More generally, what does “scale” mean for a convolutional network? Of quite a few conversations with other ML practitioners I infer this is not a well understood topic. Most of us are just happy repeating to ourselves that CNNs are resilient to scale changes, that they learn patterns even if scale changes. But do we really understand how or to what extent scale “doesn’t matter”?

I have to give a little warning; this post, even if not including heavy math formulas is slightly advanced at an abstract level. I assume some familiarity with what a CNN is, how kernels work and what pooling does. If not I recommend to go through the basics on Convolutional Neural Networks and then come back to think about how size of things influence learning of CNNs.

So, what is this “scale invariance” about? I will introduce the topic by asking some simple questions. Suppose you train a CNN with images containing this kitten face, this size and only this size, in different parts of the image, like this:

Now, prediction time, you have this image, much bigger than any other seen during training:

What do you think?
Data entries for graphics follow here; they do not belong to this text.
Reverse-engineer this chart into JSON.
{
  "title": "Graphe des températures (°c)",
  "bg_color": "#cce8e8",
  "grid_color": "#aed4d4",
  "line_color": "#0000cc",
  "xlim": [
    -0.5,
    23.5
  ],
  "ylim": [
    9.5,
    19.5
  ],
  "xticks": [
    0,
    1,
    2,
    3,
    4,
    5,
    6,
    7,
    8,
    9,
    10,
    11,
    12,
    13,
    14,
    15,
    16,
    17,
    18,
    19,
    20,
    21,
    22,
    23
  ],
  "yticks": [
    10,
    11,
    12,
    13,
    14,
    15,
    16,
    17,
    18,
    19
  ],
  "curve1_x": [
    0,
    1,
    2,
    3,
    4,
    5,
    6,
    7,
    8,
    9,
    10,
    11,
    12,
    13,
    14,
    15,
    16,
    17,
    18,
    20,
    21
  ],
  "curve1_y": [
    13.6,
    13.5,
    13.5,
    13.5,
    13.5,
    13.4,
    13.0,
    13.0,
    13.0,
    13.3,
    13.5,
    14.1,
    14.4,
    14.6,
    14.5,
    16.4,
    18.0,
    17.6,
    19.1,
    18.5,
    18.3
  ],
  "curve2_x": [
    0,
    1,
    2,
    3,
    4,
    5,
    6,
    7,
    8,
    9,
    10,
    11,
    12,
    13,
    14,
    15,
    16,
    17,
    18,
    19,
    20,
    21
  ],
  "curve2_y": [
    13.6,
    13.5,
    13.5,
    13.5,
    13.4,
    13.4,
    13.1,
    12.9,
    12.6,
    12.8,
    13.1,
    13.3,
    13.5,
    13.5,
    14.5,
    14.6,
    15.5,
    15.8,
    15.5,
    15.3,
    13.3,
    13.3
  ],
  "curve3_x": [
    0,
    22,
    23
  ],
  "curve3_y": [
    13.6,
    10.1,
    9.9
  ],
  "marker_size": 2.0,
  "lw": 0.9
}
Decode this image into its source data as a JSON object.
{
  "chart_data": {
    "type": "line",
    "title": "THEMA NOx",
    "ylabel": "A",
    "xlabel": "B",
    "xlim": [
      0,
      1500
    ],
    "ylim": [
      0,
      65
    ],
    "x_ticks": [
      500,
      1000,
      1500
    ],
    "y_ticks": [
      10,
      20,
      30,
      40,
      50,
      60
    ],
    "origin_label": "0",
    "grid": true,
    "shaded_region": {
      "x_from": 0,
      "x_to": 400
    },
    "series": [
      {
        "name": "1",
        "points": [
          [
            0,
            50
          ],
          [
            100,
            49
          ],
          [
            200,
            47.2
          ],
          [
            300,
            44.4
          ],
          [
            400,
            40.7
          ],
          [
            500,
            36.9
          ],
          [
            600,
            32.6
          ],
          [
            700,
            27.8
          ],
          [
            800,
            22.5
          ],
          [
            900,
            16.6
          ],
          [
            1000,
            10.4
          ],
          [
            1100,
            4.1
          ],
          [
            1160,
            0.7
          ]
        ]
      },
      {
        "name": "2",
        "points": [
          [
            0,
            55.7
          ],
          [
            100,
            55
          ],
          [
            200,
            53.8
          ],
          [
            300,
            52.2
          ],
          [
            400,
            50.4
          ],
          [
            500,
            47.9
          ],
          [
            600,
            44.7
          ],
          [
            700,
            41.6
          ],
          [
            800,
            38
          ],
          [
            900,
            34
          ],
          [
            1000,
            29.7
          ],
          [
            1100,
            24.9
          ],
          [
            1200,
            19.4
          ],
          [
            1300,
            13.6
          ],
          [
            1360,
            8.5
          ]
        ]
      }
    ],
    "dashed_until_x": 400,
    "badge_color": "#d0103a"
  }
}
Will the network be able to detect the zoomed cat?

What about the opposite, training with much bigger sizes and predicting on smaller sizes?

Notice that in this cat there are two kind of patterns essentially different. The ears and the wiskers are self similar, something typical of fractals (you can cut the ear and the top of it still contains an ear, the “earnes” of that pattern is present as long as the first few pixels of the tip are present). But the eyes are not self similar. If you scale the eyes the pattern black pixel- empty pixel – black pixel is lost. If this “eyes” pattern was learnt in the small version it will not be detected in a bigger version. This pattern is not scale invariant. You can see clearly this self similar patterns highlighted in the next picture:

So, one first important understanding is not all features are scale invariant. It should also be clear that scale invariance is a property of (some) of the features, not of the network. The implications are that recognition of a pattern that is not scale invariant can only be made at the same scale it was learnt.

That sounds like horrible news. Does it mean the necessity of exacly matching size of images for recognition of this non invariant patterns? Luckily for us, reality is not that bad: enter pooling concept.

It is known that max-pooling has many virtues, the main one being that it makes a convnet able to detect a previously learnt pattern in a region bigger (and different) than the original specific location of that pattern. It’s quite obvious that compounding of pooling layers gives a CNN the capacity to learn patterns with resilience to translation; no matter where the pattern appears it will be detected.

Less obvious but also true is how this also means scale variation resilience, but only true for self similar patterns: As long as a pattern is detected in the smallest size it can “travel” throughout the layers and its presence detected in the picture.

Lets “converge” back to our original question: Why should using different sizes during training give better performance than just picking the “proper” size from the beginning? Aren’t convnets indiferent to scale variations? And why not achieve this through image augmentation?

About image augmentation, its main use is to increase the number of images adding variety but if the net is to learn systematically about scale dependent patterns all images should be available to it scaled to the same proportion unlike usual image augmentation is done.

The most important question is, of course, why should progresive resizing work. There might be more reasons (I will never understimate the power of a Neural Net to surprise me) but after realizing that images contain scale-dependent patterns I think the answer is more clear.

A CNN will only learn this scale-dependent patterns at a specific combination of size of image and net architecture. This suggests that a variety of ensembling approaches combining image sizes could improve performance. Once assumed this, fast.ai approach of letting the training stage “learn” how to do this ensemble of different scale-dependent information is both straighforward and efficient.